Joshua Foust
National Journal
October 11, 2013
Eventually, drones may have the technical ability to make even lethal decisions autonomously: to respond to a programmed set of inputs, select a target and fire their weapons without a human reviewing or checking the result. Yet the idea of the U.S. military deploying a lethal autonomous robot, or LAR, is sparking controversy. Though autonomy might address some of the current downsides of how drones are used, they introduce new downsides policymakers are only just learning to grapple with.

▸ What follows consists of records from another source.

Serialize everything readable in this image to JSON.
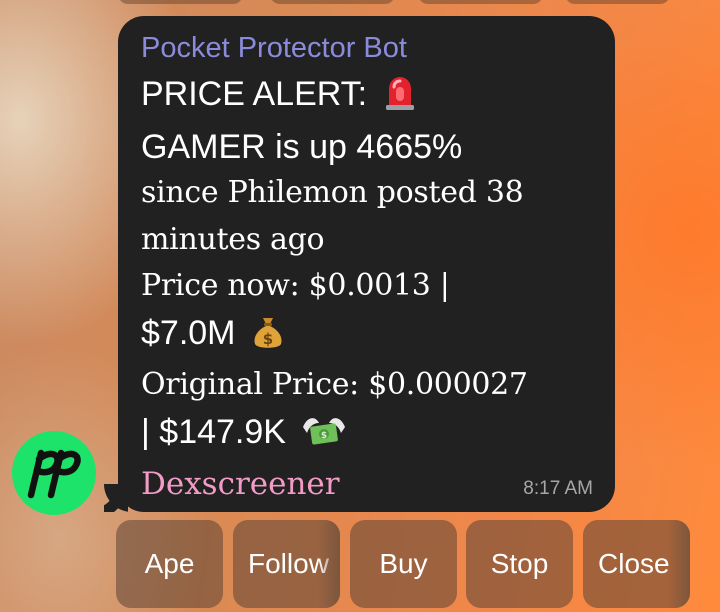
{
  "chat": {
    "sender": "Pocket Protector Bot",
    "avatar_icon": "pocket-protector-pp-logo",
    "avatar_color": "#1ee36a",
    "message_lines": [
      "PRICE ALERT:",
      "GAMER is up 4665%",
      "since Philemon posted 38",
      "minutes ago",
      "Price now: $0.0013 |",
      "$7.0M",
      "Original Price: $0.000027",
      "| $147.9K"
    ],
    "icons": {
      "alert": "police-light-emoji",
      "money_bag": "money-bag-emoji",
      "money_wings": "money-with-wings-emoji"
    },
    "link_text": "Dexscreener",
    "time": "8:17 AM"
  },
  "buttons": [
    {
      "label": "Ape"
    },
    {
      "label": "Follow"
    },
    {
      "label": "Buy"
    },
    {
      "label": "Stop"
    },
    {
      "label": "Close"
    }
  ],
  "colors": {
    "bubble": "#212121",
    "sender": "#8a8cdb",
    "link": "#f29bc6",
    "text": "#ffffff",
    "time": "#a7a7a7"
  }
}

The basic conceit behind a LAR is that it can outperform and outthink a human operator. “If a drone’s system is sophisticated enough, it could be less emotional, more selective and able to provide force in a way that achieves a tactical objective with the least harm,” said Purdue University Professor Samuel Liles. “A lethal autonomous robot can aim better, target better, select better, and in general be a better asset with the linked ISR [intelligence, surveillance, and reconnaissance] packages it can run.”
Though the pace for drone strikes has slowed down — only 21 have struck Pakistan in 2013, versus 122 in 2010 according to the New America Foundation — unmanned vehicles remain a staple of the American counterinsurgency toolkit. But drones have built-in vulnerabilities that military planners still have not yet grappled with. Last year, for example, an aerospace engineer told the House Homeland Security Committee that with some inexpensive equipment he could hack into a drone and hijack it to perform some rogue purpose.
Drones have been hackable for years. In 2009, defense officials told reporters that Iranian-backed militias used $26 of off-the-shelf software to intercept the video feeds of drones flying over Iraq. And in 2011, it was reported that a virus had infected some drone control systems at Creech Air Force Base in Nevada, leading to security concerns about the security of unmanned aircraft.